With most of them concentrated on a private estate known as Galleta Meadows right in the town of Borrego Springs, these larger-than-life sculptures are the work of local artist Ricardo Breceda. Inspired by the fossils of the great creatures that once called Anza-Borrego home, Breceda took on the enormous project of recreating them (as well as other figures that represent the desert park’s history).
The monumental public art pieces first started appearing in 2008 – rising up from some underworld beneath the sand – and since then, they’ve spread throughout the desert town, some just off the side of the road ad others dropped into the middle of a desert field. To view them, you can get a printed map from the Borrego Springs Library, The Anza-Borrego Foundation, or the Anza-Borrego Desert Natural History Association. Access is free and open to the public.
To see more of Breceda’s wild metal kingdom, you can visit his studio and outdoor showroom off Highway 79 in the town of Aguanga – which is actually closer to Temecula but totally worth the detour. You can’t miss it, with all those creatures perched up on the hillside. Breceda has created a whole menagerie of metal megafauna – both extant and extinct. And if you don't find something you like – from any particular era of the geologic time scale – Breceda takes special requests and custom orders. The Mexican-born welder can render feathers, hair, fur, shells, and scales in metal, down to the finest detail.
4. Midcentury Design (To Rival Palm Springs)
At one time, Borrego Springs was destined to become the next great Hollywood getaway – and likewise drew the likes of Marilyn Monroe, Clark Gable, Bing Crosby, Orson Welles and other glitterati. As with Palm Springs, the timing coincided with the advent of modernist design and architecture. It’s a hidden gem of mid-century modernism, with architects having pioneered steel construction here at the same time as in Palm Springs. You can find a number of prefab residential designs still inhabited by locals – just by taking a cursory spin around town. At the center of town by Christmas Circle, the first thing that will jump out at you is the Borrego Art Institute in a 1949 design by architect William Kesling that was built as the Borrego Business Building. Have lunch at the adjacent restaurant, Kesling’s Kitchen, located in the former Woods’ Market and named after the modernist architect who designed it.

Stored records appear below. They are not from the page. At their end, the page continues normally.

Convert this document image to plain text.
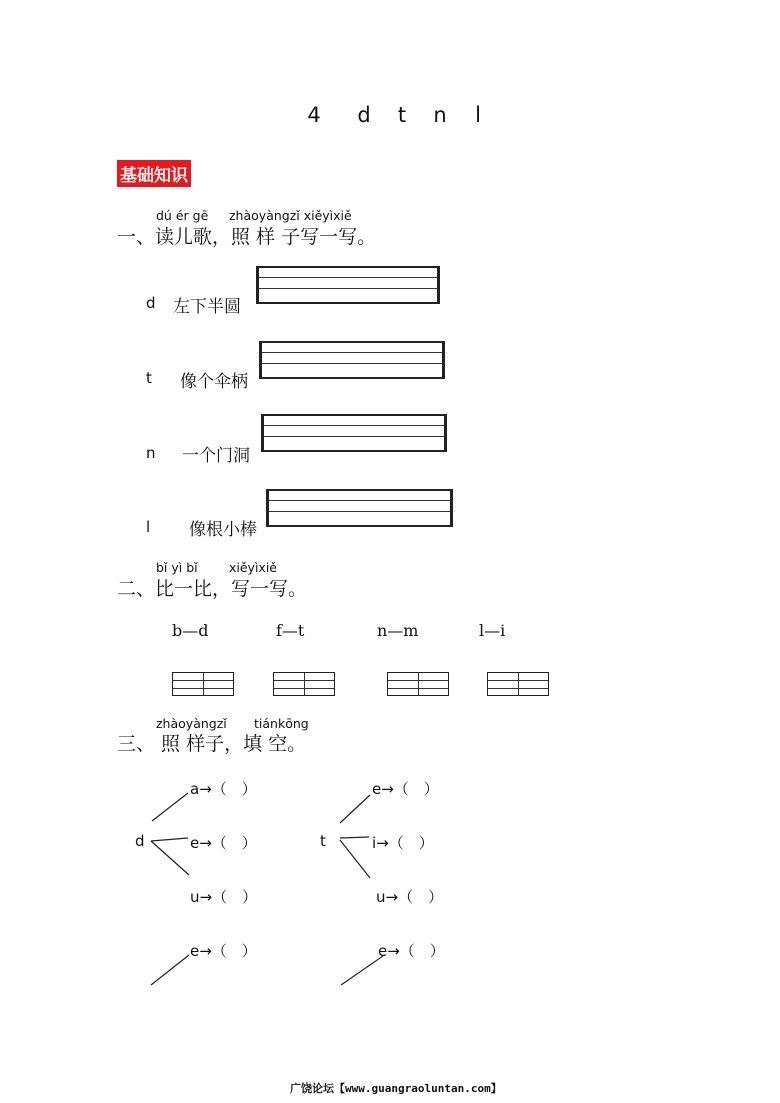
4 d t n l
基础知识
dú ér gē zhàoyàngzǐ xiěyìxiě
一、读儿歌，照 样 子写一写。
d 左下半圆
t 像个伞柄
n 一个门洞
l 像根小棒
bǐ yì bǐ	xiěyìxiě
二、比一比，写一写。
b—d	f—t	n—m	l—i
zhàoyàngzǐ tiánkōng
三、 照 样子，填 空。
d	t
a→（　）
e→（　）
u→（　）
e→（　）
e→（　）
i→（　）
u→（　）
e→（　）
广饶论坛【www.guangraoluntan.com】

Across town at the foot of Borrego Palm Canyon, The Palms at Indian Head was originally built in 1947 and opened in 1948 as Hoberg’s Desert Resort. By 1958, it had already been rebuilt in a modernist style – after much of the resort burned down – renamed “Borrego Palms.” Eventually, even the new post-and-beam version fell into disrepair and was forgotten, with all eyes shifting to Palm Springs instead. In 1993, new owners started restoring the property to its original splendor, naming it "The Palms" and adding "at Indian Head" after the mountain that rises up behind it, which some say is shaped like the head of a Native American chief. The original architect of The Palms at Indian Head is unknown – but its design can hold its own among the creations of other desert modernists like Cliff May, William Cody, and Albert Frey. Stay the night and take a swim in the enormous tiled pool, or just visit to walk the Hoberg Trail and have a drink and dinner on the property at The Coyote Steakhouse. The outdoor patio is the perfect spot to watch the sun set.